Brain Tumor Detection and Classification using Deep Learning Techniques

Background: Brain tumor localization and segmentation from magnetic resonance imaging (MRI) are challenging yet crucial tasks in medical analysis. Recent approaches have utilized multiple MRI modalities, such as T1, T1c, T2, and FLAIR, to capture unique tumor characteristics. Despite promising results on datasets like BRATS 2018, many existing methods suffer from complexity and overfitting issues, requiring extensive training and testing time. To address these challenges, we propose a two-step approach for flexible and efficient brain tumor segmentation. Firstly, we introduce a preprocessing method that focuses on a small region of interest within each image slice, reducing computation time and mitigating overfitting. Secondly, we present a Cascade Convolutional Neural Network (C-CNN) designed to extract both local and global features through separate routes. Additionally, we introduce a novel Distance-Wise Attention (DWA) mechanism to enhance segmentation accuracy by considering the spatial relationship between the tumor center and surrounding brain tissue.
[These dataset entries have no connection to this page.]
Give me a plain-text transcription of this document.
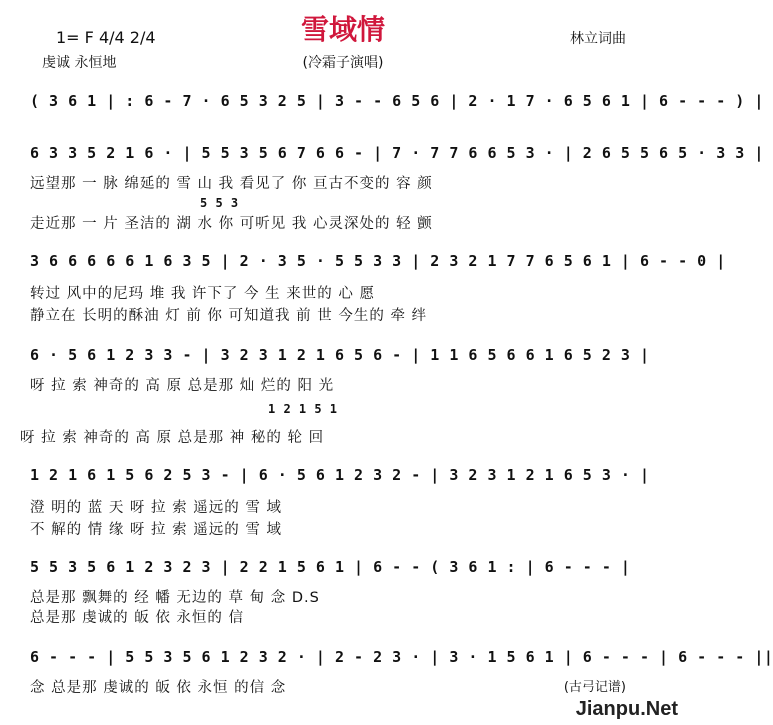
雪域情
(冷霜子演唱)
1= F 4/4 2/4
虔诚 永恒地
林立词曲
( 3 6 1 | : 6 - 7 · 6 5 3 2 5 | 3 - - 6 5 6 | 2 · 1 7 · 6 5 6 1 | 6 - - - ) |
6 3 3 5 2 1 6 · | 5 5 3 5 6 7 6 6 - | 7 · 7 7 6 6 5 3 · | 2 6 5 5 6 5 · 3 3 |
5 5 3
远望那 一 脉 绵延的 雪 山 我 看见了 你 亘古不变的 容 颜
走近那 一 片 圣洁的 湖 水 你 可听见 我 心灵深处的 轻 颤
3 6 6 6 6 6 1 6 3 5 | 2 · 3 5 · 5 5 3 3 | 2 3 2 1 7 7 6 5 6 1 | 6 - - 0 |
转过 风中的尼玛 堆 我 许下了 今 生 来世的 心 愿
静立在 长明的酥油 灯 前 你 可知道我 前 世 今生的 牵 绊
6 · 5 6 1 2 3 3 - | 3 2 3 1 2 1 6 5 6 - | 1 1 6 5 6 6 1 6 5 2 3 |
呀 拉 索 神奇的 高 原 总是那 灿 烂的 阳 光
1 2 1 5 1
呀 拉 索 神奇的 高 原 总是那 神 秘的 轮 回
1 2 1 6 1 5 6 2 5 3 - | 6 · 5 6 1 2 3 2 - | 3 2 3 1 2 1 6 5 3 · |
澄 明的 蓝 天 呀 拉 索 遥远的 雪 域
不 解的 情 缘 呀 拉 索 遥远的 雪 域
5 5 3 5 6 1 2 3 2 3 | 2 2 1 5 6 1 | 6 - - ( 3 6 1 : | 6 - - - |
总是那 飘舞的 经 幡 无边的 草 甸 念 D.S
总是那 虔诚的 皈 依 永恒的 信
6 - - - | 5 5 3 5 6 1 2 3 2 · | 2 - 2 3 · | 3 · 1 5 6 1 | 6 - - - | 6 - - - ||
念 总是那 虔诚的 皈 依 永恒 的信 念	(古弓记谱)
Jianpu.Net
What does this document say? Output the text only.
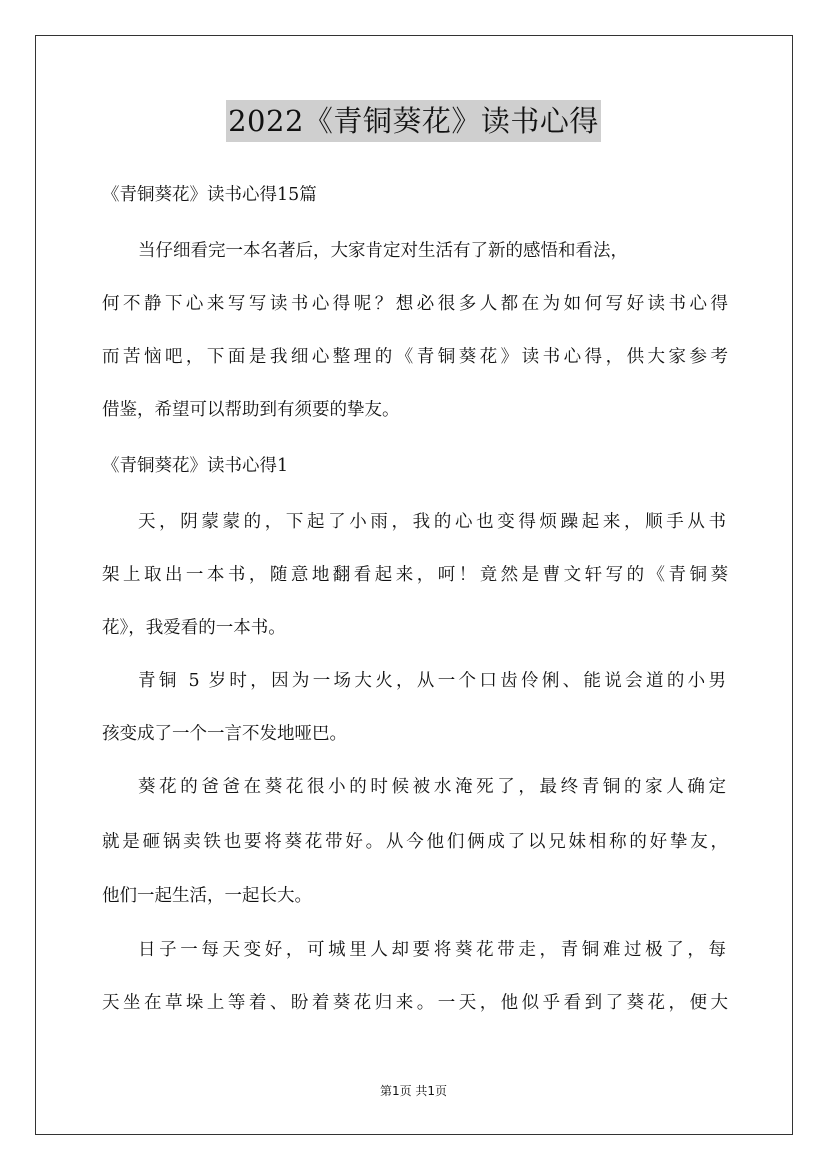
2022《青铜葵花》读书心得
《青铜葵花》读书心得15篇
当仔细看完一本名著后，大家肯定对生活有了新的感悟和看法，
何不静下心来写写读书心得呢？想必很多人都在为如何写好读书心得
而苦恼吧，下面是我细心整理的《青铜葵花》读书心得，供大家参考
借鉴，希望可以帮助到有须要的挚友。
《青铜葵花》读书心得1
天，阴蒙蒙的，下起了小雨，我的心也变得烦躁起来，顺手从书
架上取出一本书，随意地翻看起来，呵！竟然是曹文轩写的《青铜葵
花》，我爱看的一本书。
青铜 5 岁时，因为一场大火，从一个口齿伶俐、能说会道的小男
孩变成了一个一言不发地哑巴。
葵花的爸爸在葵花很小的时候被水淹死了，最终青铜的家人确定
就是砸锅卖铁也要将葵花带好。从今他们俩成了以兄妹相称的好挚友，
他们一起生活，一起长大。
日子一每天变好，可城里人却要将葵花带走，青铜难过极了，每
天坐在草垛上等着、盼着葵花归来。一天，他似乎看到了葵花，便大
第1页 共1页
Our proposed method achieves competitive results on the BRATS 2018 dataset, with mean whole tumor, enhancing tumor, and tumor core dice scores of 0.9203, 0.9113, and 0.8726, respectively. Quantitative and qualitative assessments further validate the effectiveness of the proposed model. The proposed approach offers a flexible and effective solution for brain tumor segmentation, demonstrating improvements over state-of-the-art models. By incorporating preprocessing techniques, a specialized network architecture, and the DWA mechanism, our method addresses key challenges in MRI-based tumor analysis, paving the way for more accurate and efficient medical image processing.